Re: Smatch mailing list archives

Dan Carpenter <dan.carpenter@xxxxxxxxxx> · Mon, 10 May 2021 10:20:22 +0300

On Mon, May 10, 2021 at 06:17:27AM +0000, Reshetova, Elena wrote:
> > On Fri, May 07, 2021 at 02:22:37PM +0000, Reshetova, Elena wrote:
> > > Hi,
> > >
> > > I have been working for a while now on a new smatch pattern, but
> > > would really appreciate additional information points such as past
> > > email discussions, etc.
> > >
> > > So I am wondering if there is a way to browse through
> > > the archives of this mailing list in order to try to find the
> > > information I need?
> > 
> > Sorry, I don't think it's archived anywhere.  There isn't a lot of
> > traffic on the list.  About three times a year someone reports that
> > Smatch is crashing for them.
> > 
> > I'm always happy to answer questions if there is any way I can help?
> 
> Thank you Dan! I am pretty new with smatch so that's why I was
> hoping to browse through the existing mails to see if my simple questions
> are already answered, but here is my current issue. 
> 
> What is the best way to create identifiers for the findings that certain smatch
> pattern finds in the kernel? Let's say I have a new pattern that is able to find
> different problematic places and report them in usual smatch way: errors and
> warnings with file name, line number, function name, etc. 
> Now for our pattern in order to be sure that the reported issue exists/does not
> exists, somebody needs to go and look at the code manually and make a call. 
> After this, it would be nice to mark this place as safe/concern in the report and be
> able to transfer these results for kernel versions bumps (5.11->5.12, etc.) as soon as
> the code in this function where finding was reported has not changed (and there
> might be multiple findings per function).
> 
> What is the best way of doing it? 
> I was first thinking of using some simple hash for the reported line (lines around, relative
> position within the reported function),
> but now I think I need also to hash the whole function in addition to the finding itself. 
> 
> Then the logic of transferring the result would be:
> 
> For each finding calculate: 
>  1. finding_line_hash: the hash of the line that resulted in finding (becomes a unique id
>      within the function).
> 2. finding_function_hash: the hash of the function that produced the finding (becomes a
>    unique global id within the kernel) and helps to determine if the function has not been
>    changed between the kernel versions. 
> 
> Logic for the result transfer: 
> 
> If both finding_line_hash and finding_function_hash match between the two smatch reports
> for two different versions, then it is relatively safe to transfer this concrete smatch finding
> and its manual audit result automatically.
> 
> Does it make sense overall? If yes, what is the easiest way in smatch to get hash data for 
> 1 and 2? I.e. get full reported line as a string and full function content as a string? 

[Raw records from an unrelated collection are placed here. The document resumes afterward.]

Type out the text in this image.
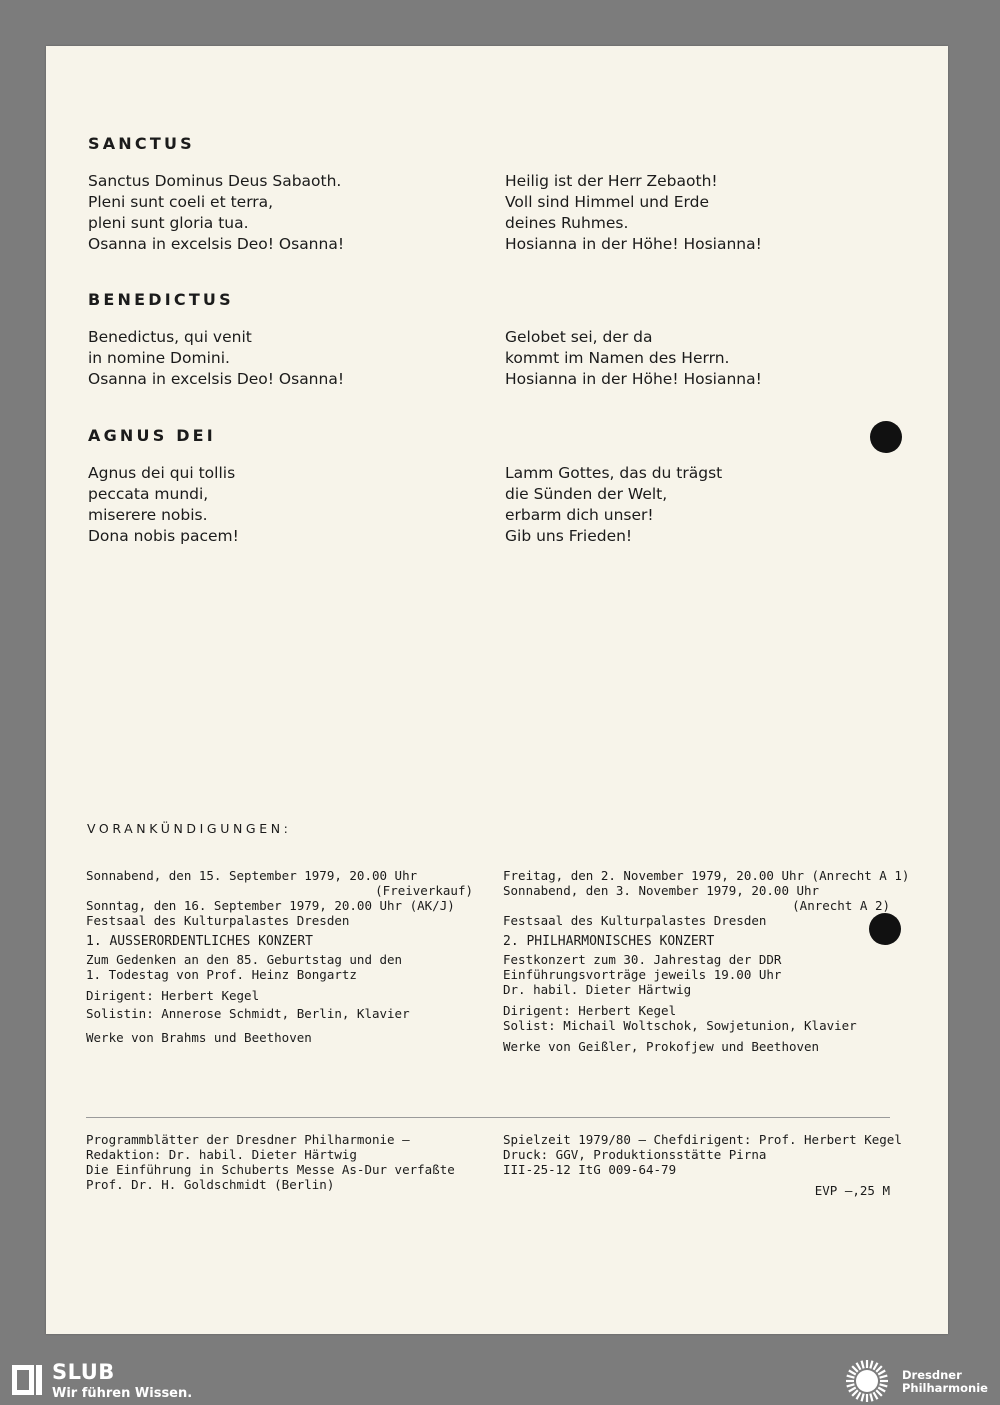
SANCTUS
Sanctus Dominus Deus Sabaoth.
Pleni sunt coeli et terra,
pleni sunt gloria tua.
Osanna in excelsis Deo! Osanna!
Heilig ist der Herr Zebaoth!
Voll sind Himmel und Erde
deines Ruhmes.
Hosianna in der Höhe! Hosianna!
BENEDICTUS
Benedictus, qui venit
in nomine Domini.
Osanna in excelsis Deo! Osanna!
Gelobet sei, der da
kommt im Namen des Herrn.
Hosianna in der Höhe! Hosianna!
AGNUS DEI
Agnus dei qui tollis
peccata mundi,
miserere nobis.
Dona nobis pacem!
Lamm Gottes, das du trägst
die Sünden der Welt,
erbarm dich unser!
Gib uns Frieden!
VORANKÜNDIGUNGEN:
Sonnabend, den 15. September 1979, 20.00 Uhr
(Freiverkauf)
Sonntag, den 16. September 1979, 20.00 Uhr (AK/J)
Festsaal des Kulturpalastes Dresden
1. AUSSERORDENTLICHES KONZERT
Zum Gedenken an den 85. Geburtstag und den
1. Todestag von Prof. Heinz Bongartz
Dirigent: Herbert Kegel
Solistin: Annerose Schmidt, Berlin, Klavier
Werke von Brahms und Beethoven
Freitag, den 2. November 1979, 20.00 Uhr (Anrecht A 1)
Sonnabend, den 3. November 1979, 20.00 Uhr
(Anrecht A 2)
Festsaal des Kulturpalastes Dresden
2. PHILHARMONISCHES KONZERT
Festkonzert zum 30. Jahrestag der DDR
Einführungsvorträge jeweils 19.00 Uhr
Dr. habil. Dieter Härtwig
Dirigent: Herbert Kegel
Solist: Michail Woltschok, Sowjetunion, Klavier
Werke von Geißler, Prokofjew und Beethoven
Programmblätter der Dresdner Philharmonie —
Redaktion: Dr. habil. Dieter Härtwig
Die Einführung in Schuberts Messe As-Dur verfaßte
Prof. Dr. H. Goldschmidt (Berlin)
Spielzeit 1979/80 — Chefdirigent: Prof. Herbert Kegel
Druck: GGV, Produktionsstätte Pirna
III-25-12 ItG 009-64-79
EVP —,25 M
SLUB
Wir führen Wissen.
Dresdner
Philharmonie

I use the a script smatch_scripts/new_bugs.pl  It strips out the
variables names from the single quotes and any numbers and the
parentheses so it looks like this:

Original warning:

    fs/fuse/virtio_fs.c:1468 virtio_fs_get_tree() error: double free of 'fm'

Stripped:

    fs.fuse.virtio_fs.c.virtio_fs_get_tree_error:_double_free_of_''

You could hash the stripped string.  Looking at it now, the variable
name is actually useful and shouldn't be stripped out.  Doh...

I don't know what the zero day bot does for this to mark warnings as
dealt with or not.  There is also the Aiaiai project
(https://www.openhub.net/p/aiaiai) which probably has a feature for
marking warnings as reviewed.

regards,
dan carpenter